Профессор Гольц. Прошло много времени, и благодаря родственникам и ученикам, которых было немало, вышли его книги, они потрясли не только отечественных ученых, но и зарубежных, скорее даже последних, потому что открывали совершенно новые возможности в физической химии, тогда еще совсем молодой науке, а ныне без нее не может обойтись ни одно уважающее себя государство. По этим книгам учатся молодые, но вряд ли кто знает о необычной, а может быть, по тем годам и обычной судьбе этого гордого человека. Но и я так мало осведомлен о нем, что больше ничего не могу рассказать о Гольце в этой повести.
Арон понял: в деревню заходить нельзя, там могут быть сторожа или собаки. Двинулся к оврагу, перешел его, и тут открылись огороды, халабуды, стоящие по краям; огороды были почти убраны. Он подумал и подошел к одной из будок, закрытой на большой амбарный замок. Ему хотелось есть, он сунул штырь в петлю и навалился всем телом; петля была приторочена хорошо, и он уже подумал: у него не хватит сил содрать ее, но тут она подалась. Гвозди медленно выползали из косяка, и петля повисла на замке.
Арон потихоньку открыл обитую ржавым железом дверь, в будке пахло капустой. Он перешагнул порог, постоял, привыкая к темноте; все же серый свет луны, сочившийся сквозь облака, высветил наваленные у стены кочаны; он шагнул дальше, пощупал руками, наткнулся на что-то мягкое, потянул на себя – это оказалась телогрейка, а под ней угловой столик, на нем лежал ломоть засохшего хлеба и луковица. Он тут же стал жевать, заглатывая большие куски, и когда хлеба не стало, взял вилок капусты, ободрал верхние листья и впился в него зубами; капуста была сочная, сладковатая, он ел ее с наслаждением. Вдали залаяла собака, Арон встрепенулся, подхватил телогрейку, торопливо напялил на себя и, жуя на ходу, двинулся дальше, сначала по оврагу, потом вышел на дорогу.

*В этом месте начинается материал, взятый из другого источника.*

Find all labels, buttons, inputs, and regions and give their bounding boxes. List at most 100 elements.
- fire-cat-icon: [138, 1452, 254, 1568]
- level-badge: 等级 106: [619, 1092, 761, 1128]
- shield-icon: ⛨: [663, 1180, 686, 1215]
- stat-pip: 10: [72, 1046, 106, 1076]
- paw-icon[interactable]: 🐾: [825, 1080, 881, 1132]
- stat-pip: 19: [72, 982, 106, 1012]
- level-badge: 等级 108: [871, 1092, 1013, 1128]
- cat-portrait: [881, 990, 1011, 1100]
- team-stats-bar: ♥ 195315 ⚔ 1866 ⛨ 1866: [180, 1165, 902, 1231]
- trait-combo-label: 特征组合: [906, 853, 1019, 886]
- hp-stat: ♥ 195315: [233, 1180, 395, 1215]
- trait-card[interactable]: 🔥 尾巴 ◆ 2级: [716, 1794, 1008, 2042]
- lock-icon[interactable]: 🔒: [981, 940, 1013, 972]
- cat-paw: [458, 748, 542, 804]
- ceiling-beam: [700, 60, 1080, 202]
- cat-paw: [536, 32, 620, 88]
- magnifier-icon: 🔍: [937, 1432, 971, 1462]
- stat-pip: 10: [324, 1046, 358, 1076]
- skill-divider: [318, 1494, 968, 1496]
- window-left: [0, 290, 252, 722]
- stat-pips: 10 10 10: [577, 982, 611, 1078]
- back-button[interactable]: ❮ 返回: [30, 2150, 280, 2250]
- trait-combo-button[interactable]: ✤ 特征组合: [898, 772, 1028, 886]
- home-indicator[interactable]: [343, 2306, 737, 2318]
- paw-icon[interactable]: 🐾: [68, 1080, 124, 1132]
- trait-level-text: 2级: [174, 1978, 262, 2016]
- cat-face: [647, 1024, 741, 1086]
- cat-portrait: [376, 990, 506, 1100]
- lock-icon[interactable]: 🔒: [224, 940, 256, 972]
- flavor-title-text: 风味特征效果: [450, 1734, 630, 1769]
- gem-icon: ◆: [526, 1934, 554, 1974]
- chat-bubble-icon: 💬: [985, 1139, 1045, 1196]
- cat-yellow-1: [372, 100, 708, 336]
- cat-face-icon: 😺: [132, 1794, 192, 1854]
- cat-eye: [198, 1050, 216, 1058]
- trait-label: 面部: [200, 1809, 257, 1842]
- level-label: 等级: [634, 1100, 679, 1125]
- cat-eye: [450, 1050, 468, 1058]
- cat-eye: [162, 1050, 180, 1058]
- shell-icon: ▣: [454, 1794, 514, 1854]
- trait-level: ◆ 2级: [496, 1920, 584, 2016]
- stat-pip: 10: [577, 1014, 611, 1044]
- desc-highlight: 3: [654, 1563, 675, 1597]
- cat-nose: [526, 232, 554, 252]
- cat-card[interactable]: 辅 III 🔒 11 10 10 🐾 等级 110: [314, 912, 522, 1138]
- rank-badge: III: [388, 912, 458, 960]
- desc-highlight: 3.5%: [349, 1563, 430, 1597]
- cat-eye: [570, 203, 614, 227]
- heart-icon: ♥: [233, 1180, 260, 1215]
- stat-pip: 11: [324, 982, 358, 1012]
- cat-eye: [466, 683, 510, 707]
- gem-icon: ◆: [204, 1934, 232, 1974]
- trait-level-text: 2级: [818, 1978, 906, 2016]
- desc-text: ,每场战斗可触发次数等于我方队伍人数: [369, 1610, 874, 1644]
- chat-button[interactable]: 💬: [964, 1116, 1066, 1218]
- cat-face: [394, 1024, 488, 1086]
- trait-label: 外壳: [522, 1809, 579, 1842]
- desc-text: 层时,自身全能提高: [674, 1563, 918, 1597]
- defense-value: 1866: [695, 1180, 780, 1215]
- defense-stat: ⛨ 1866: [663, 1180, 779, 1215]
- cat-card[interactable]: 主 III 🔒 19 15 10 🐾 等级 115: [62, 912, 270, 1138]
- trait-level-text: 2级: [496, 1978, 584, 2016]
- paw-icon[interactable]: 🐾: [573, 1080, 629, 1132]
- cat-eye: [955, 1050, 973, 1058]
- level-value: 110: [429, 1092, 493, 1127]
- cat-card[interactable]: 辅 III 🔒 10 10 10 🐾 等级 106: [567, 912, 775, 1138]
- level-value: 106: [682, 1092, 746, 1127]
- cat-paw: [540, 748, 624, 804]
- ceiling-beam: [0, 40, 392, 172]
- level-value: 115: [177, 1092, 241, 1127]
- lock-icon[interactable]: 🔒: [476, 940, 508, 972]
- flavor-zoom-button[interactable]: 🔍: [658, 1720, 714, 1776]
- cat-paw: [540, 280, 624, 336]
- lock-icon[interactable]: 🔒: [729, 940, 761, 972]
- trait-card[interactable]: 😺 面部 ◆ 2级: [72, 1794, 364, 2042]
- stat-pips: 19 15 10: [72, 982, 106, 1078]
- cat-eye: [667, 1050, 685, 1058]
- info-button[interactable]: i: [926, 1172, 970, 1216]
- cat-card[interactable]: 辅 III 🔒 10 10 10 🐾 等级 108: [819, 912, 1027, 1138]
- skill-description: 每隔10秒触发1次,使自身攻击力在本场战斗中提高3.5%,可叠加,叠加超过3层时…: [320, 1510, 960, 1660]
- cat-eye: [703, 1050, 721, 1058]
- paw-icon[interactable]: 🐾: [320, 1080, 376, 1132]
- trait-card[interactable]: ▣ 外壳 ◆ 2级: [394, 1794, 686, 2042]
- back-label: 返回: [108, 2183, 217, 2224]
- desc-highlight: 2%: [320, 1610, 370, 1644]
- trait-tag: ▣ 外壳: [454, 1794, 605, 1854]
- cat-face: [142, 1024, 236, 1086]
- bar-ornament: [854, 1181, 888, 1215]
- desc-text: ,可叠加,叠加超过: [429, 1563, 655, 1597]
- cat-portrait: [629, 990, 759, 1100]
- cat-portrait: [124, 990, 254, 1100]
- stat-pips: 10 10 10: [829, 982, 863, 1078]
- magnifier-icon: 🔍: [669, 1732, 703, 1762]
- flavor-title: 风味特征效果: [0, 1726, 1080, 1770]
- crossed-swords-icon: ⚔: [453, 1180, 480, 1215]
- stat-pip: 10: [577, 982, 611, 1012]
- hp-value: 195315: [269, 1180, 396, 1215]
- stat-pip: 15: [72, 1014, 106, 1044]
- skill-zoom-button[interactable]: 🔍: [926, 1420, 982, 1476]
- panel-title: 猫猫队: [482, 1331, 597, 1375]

Он шел обочиной, боясь, что может попасться какая-нибудь машина, тогда надо ложиться в кювет. Шел на зарево, к городу, не понимая, где находится, но думал: дорога куда-нибудь все же выведет. И она привела его к речушке, которая вилась по окраине леска; впереди маячили электрические огни, строения, он боялся к ним приближаться, двигался леском, пока не увидел совсем близко идущий поезд; вагоны замедлили ход у семафора, грохнув буферами. Нельзя было попасться никому на глаза – ни сторожу, ни милиционеру. Он подошел к указателю на станцию и прочел с трудом: «Нижние Котлы». А, черт возьми, у него так мало сил, но если все-таки рискнуть, вскочить на какую-нибудь платформу или на ступеньку вагона, то можно добраться до Москвы-товарной, если же повезет, то и до Павелецкого вокзала, а там уж знаком каждый закуток, только слепой не выйдет к Ордынке.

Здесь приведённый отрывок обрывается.